Physiotherapy, hydrotherapy for dogs with broken spines | Sunday Observer

Physiotherapy, hydrotherapy for dogs with broken spines

Aura receives hydrotherapy
Aura receives hydrotherapy

‘Aura’, a mongrel around three years old was found by the side of a street by an animal lover three months ago. All it could do was to raise its head and look painfully at the person who had come to her assistance as she was the victim of an accident or an attack.

The Good Samaritan handed the animal to an organisation campaigning for the wellbeing of homeless dogs. The organisation treated it and sent the animal to a veterinary hospital where it was examined and X-rayed. The X-ray showed that the animal’s spine was fractured.

It was at this time that the animal was christened Aura and transferred to the hospital’s treatment centre in the suburbs of Colombo. As Aura was unable to sit by herself, hospital authorities referred the animal to physiotherapist Janaka Edirisinghe who was researching on the effectiveness of hydrotherapy for spinal cord injuries in canine rehabilitation.

Janaka, an alumni of the School of Physiotherapy and Occupational Therapy of the National hospital, Colombo and a former physiotherapist at Sri Lanka Cricket, is studying veterinary physiotherapy and has a special interest in ‘canine physiotherapy’

He said that Veterinary Physiotherapy aims to restore movement and function of animals following injury, illness or developmental problems.

Janaka, who treats animals in distress whenever possible, said that after he examined Aura, he carried out mobilisation exercises, manipulation exercises and hydrotherapy on Aura who responded to the treatment remarkably. “She can stand on her four feet now,” Janaka said.

When I visited Janaka at his treatment centre, he was examining another casualty referred to him.
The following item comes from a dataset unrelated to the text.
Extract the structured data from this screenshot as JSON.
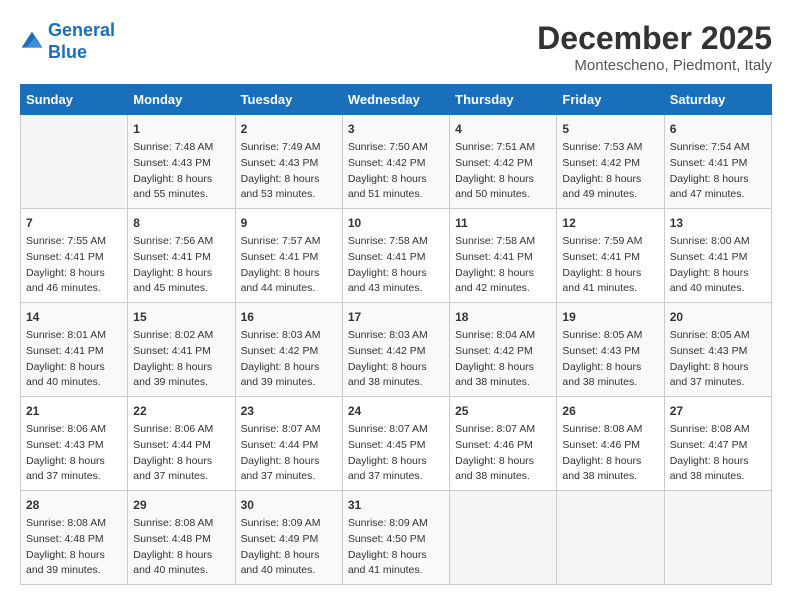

The X-ray revealed the animal named Mary had a dislocated hip.

He recalled that he could save three of the first six animals referred to him by the hospital, that were to be euthanised and added that the rate of success was improving.

He said that in addition to road accidents and inhuman treatment, the most common causes of injury of animals are arthritis and hip displacement. “If detected at the onset, the latter can be treated successfully,” Janaka said.